Thursday, March 4, 2010

The False Belief in True Models

This whole post over at the Junk Charts blog is worthy of being on my blog and probably should have been written by me.

An excerpt:
"Unfortunately, Gross apparently did not speak with a statistician before writing this article. A statistical modeler would compute

REALITY - FORECAST = ERROR

which is different from the reporter's perspective that

REALITY - EXPECTATION = OVERPERFORMANCE (or UNDERPERFORMANCE)

What's the difference?

***

The statistician takes reality as the truth, and any deviation from reality as a modeling error while the reporter takes "expectation" (the forecasts) as the truth, and any deviation from expectation as overperformance (if positive) or underperformance (if negative). When the model's forecasts are treated as yardsticks for performance, one is assuming that the expectations are set correctly, which means the model can never be wrong!"
This phenomenon is startlingly and disappointingly common within all aspects of journalism and politics. In this blog post, the author (Kaiser Fung) is referring to the Olympic medal winning prediction models, but how often do we see exactly this logical error being made by reporters and politicians?  What's more disturbing is when you see these errors being made by other types of scientists and economists, and this happens pretty frequently!

For example, policy supposedly designed to combat global warming is entirely based on assumptions coming from predictive models which have often proven to be wildly inaccurate. Now, sure... Decent scientists will see the inaccurate model and say "Ok, how do I make this better?", but the reporter or politician will often implicitly suggest that in fact the model is correct and reality simply didn't match expectations for reasons unknown.  They then typically proceed to push through policy driven based on those failed models as "truth".  This represents a sort of blind faith in the infallibility of the model, even when it turns out to fail to reflect reality.

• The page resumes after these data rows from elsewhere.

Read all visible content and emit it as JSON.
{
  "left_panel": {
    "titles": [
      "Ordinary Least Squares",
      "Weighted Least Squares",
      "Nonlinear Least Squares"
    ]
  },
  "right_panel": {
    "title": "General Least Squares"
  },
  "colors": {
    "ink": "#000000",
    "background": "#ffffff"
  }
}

A point that Fung doesn't cover which I'd like to bring up, however, is that sometimes the very premise of building models via statistics is a flawed concept from the outset.

Unfortunately, most of modern (Neo-Keynesian) "macroeconomics" is based on exactly this fallacies.  When reality - for example the 2008 stock market crash - doesn't line up with the models, some scientists will go back and try to re-work their model to be more accurate at predicting future events... But what macroeconomists fail to understand is that economics is not about Keynesian "aggregates"... Economics deals with individual human action, which in turn is based on a wide array of unknowable (to researchers) values and motivations spurring those individuals to act in one way or another.

Building accurate models in economics would actually require economists to be able to plug in data from millions of variables (each individual) which they are absolutely not privy to.  This is why it's far better to view the whole field from the framework of axiomatic human action, than it is trying to aggregate all demand and all supply - and thus all individual decisions - into big lumps of "economic activity" that can be manipulated or controlled from on high.  It is also ironically why the folks who don't really view economics as "predictive" science (any more than an evolutionary biologist would feign to "predict" the next phase of evolution) are always the best at predicting future outcomes of current policy.

So anyway... Belief in the infallibility of models is a huge problem, but so is building statistical models in some cases & fields at all when that's entirely the wrong tool for understanding reality.